De mythe van de eenzame en sociaal gestoorde netgebruiker is er ook zo eentje die altijd over anderen gaat, nooit over zichzelf. Het is een mythe die overigens op het net zelf helemaal niet leeft; hij komt vooral uit de koker van de wetenschap en de andere media. Keer op keer komen er onderzoeken in de krant waarin wordt beweerd dat Internet-gebruikers minder tijd besteden aan hun real life vrienden en familie. En dat dat zorgelijk is.
Het blijkt allemaal te bestaan uit gegoochel met statistieken. Uit elk onderzoek komt ongeveer hetzelfde. Ja, zo'n 10 % van de Internetters geeft aan minder tijd met familie en vrienden door te brengen sinds ze internetten. 10% geeft echter aan dat ze juist meer contact hebben met hun naasten - al dan niet via het Net. Gemiddeld maakt het helemaal niks uit.
Je vraagt je af wat mensen dan wel minder doen, want de tijd besteed aan Internet moet toch ergens vandaan komen. Daarover zijn alle onderzoeken het eens: internetten gaat ten koste gaat van tv-kijken. En voor de echte internetjunks ten koste van slaap. Dat er tegenwoordig ook minder kranten worden gelezen, wordt vaak gememoreerd, maar het verband met internetgebruik is geenszins duidelijk.
Over wat mensen dan vooral doen op het Net zijn de verschillende onderzoeken ook tamelijk eenduidig: mensen gebruiken het Net in de eerste plaats om te e-mailen - zowel privé als in het kader van werk en hobby. Daarna komt het informatie zoeken op het Web, pas daarna entertainment (spelletjes, hobby of chatten) en als allerlaatste shopping.
Het diepst bewaarde geheim van het Internet is dat zomaar surfen helemaal niet bestaat. Niemand zet zijn computer aan met de gedachte: 'Zo, eens kijken wat er vanavond op het Internet is.' Nee, mensen gaan gericht op zoek naar iets wat ze bezighoudt. Dat ze tussendoor van alles tegen kunnen komen, dat ze geïnteresseerd kunnen raken in bepaalde onderwerpen of mensen, is iets anders dan met een leeg hoofd gaan surfen, uit pure verveling of eenzaamheid.
Bovendien gaan deze onderzoeken zelden in op de betekenis van virtuele vrienden: mensen die je leert kennen door het net zelf. Inmiddels kent iedereen wel vriendschappen en huwelijken in zijn of haar omgeving die zijn voortgekomen uit internetcontacten. Er is geen enkele reden om aan te nemen dat het vooral sociale kneusjes zijn die op deze manier hun nieuwe contacten opdoen.

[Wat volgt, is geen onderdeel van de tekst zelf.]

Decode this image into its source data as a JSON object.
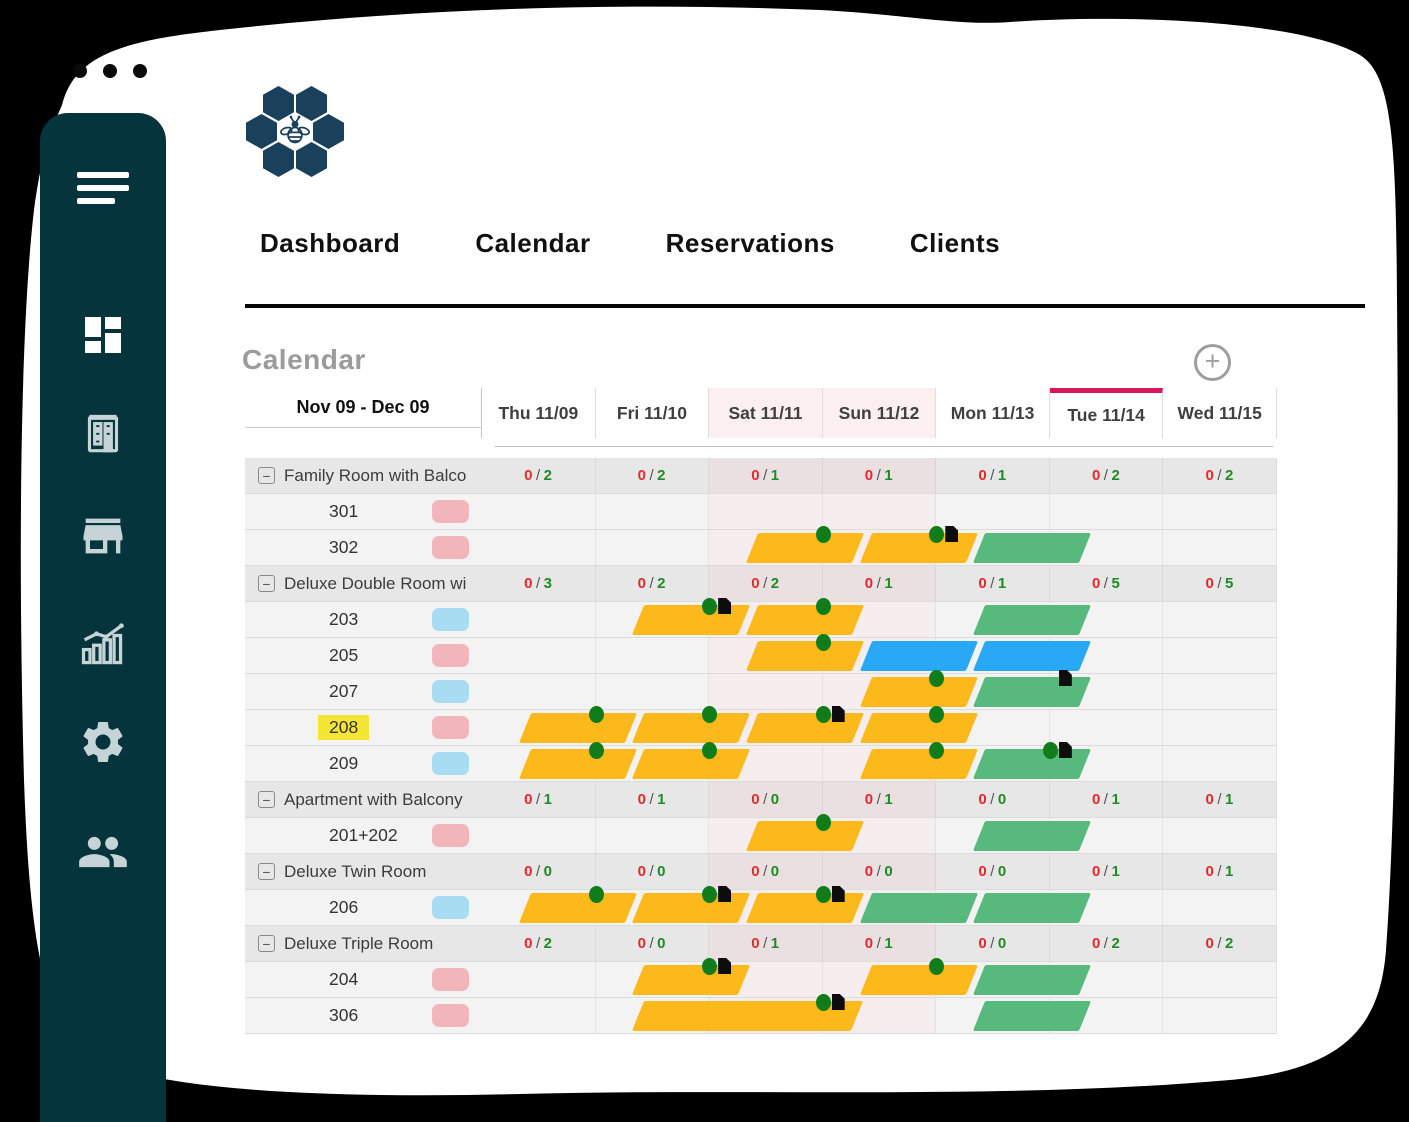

4. Mensen zijn op zoek naar een wij-gevoel.

Het omgekeerde van de mythe van de eenzaamheid is trouwens evenmin waar. Ik doel hier op de mythe van het veronderstelde zoeken naar een wij-gevoel als drijfveer voor internetgebruik.
Ja, er zijn duizenden bloeiende virtuele gemeenschappen op het Net - gemeenschappen van mensen die iets delen, daadwerkelijk delen: een passie, een probleem, hobby, werk, biografische levensfase, een behoefte aan informatie op een bepaald gebied, een virtuele kroegruimte. En ja, ze kunnen het reuze gezellig hebben onder elkaar.
Maar ze zitten niet bij elkaar omdat er 'heden een sterke behoefte is aan een wij-gevoel, een groepsgevoel', zoals de wat zalvende boodschap luidt van vele virtuele-gemeenschapsgoeroes. Niemand denkt: 'Kom, laat ik mij eens aansluiten bij een virtuele gemeenschap, ik wil wel eens ergens bijhoren.'
Het gaat anders. Mensen willen iets specifieks weten of iets doen, en ze komen - al dan niet toevallig - terecht op een Net-plek die daar op de een of ander manier aan tegemoet komt. Dat is eerder een kwestie van ik-gevoel dan van wij-gevoel. Ze blijven soms hangen, en bouwen al ouwehoerend en debatterend iets op met anderen. Een wij-gevoel? Misschien, soms, vooral bij inmenging van buiten. Maar het is niet het primaire motief. Het primaire motief is dat mensen iets willen weten.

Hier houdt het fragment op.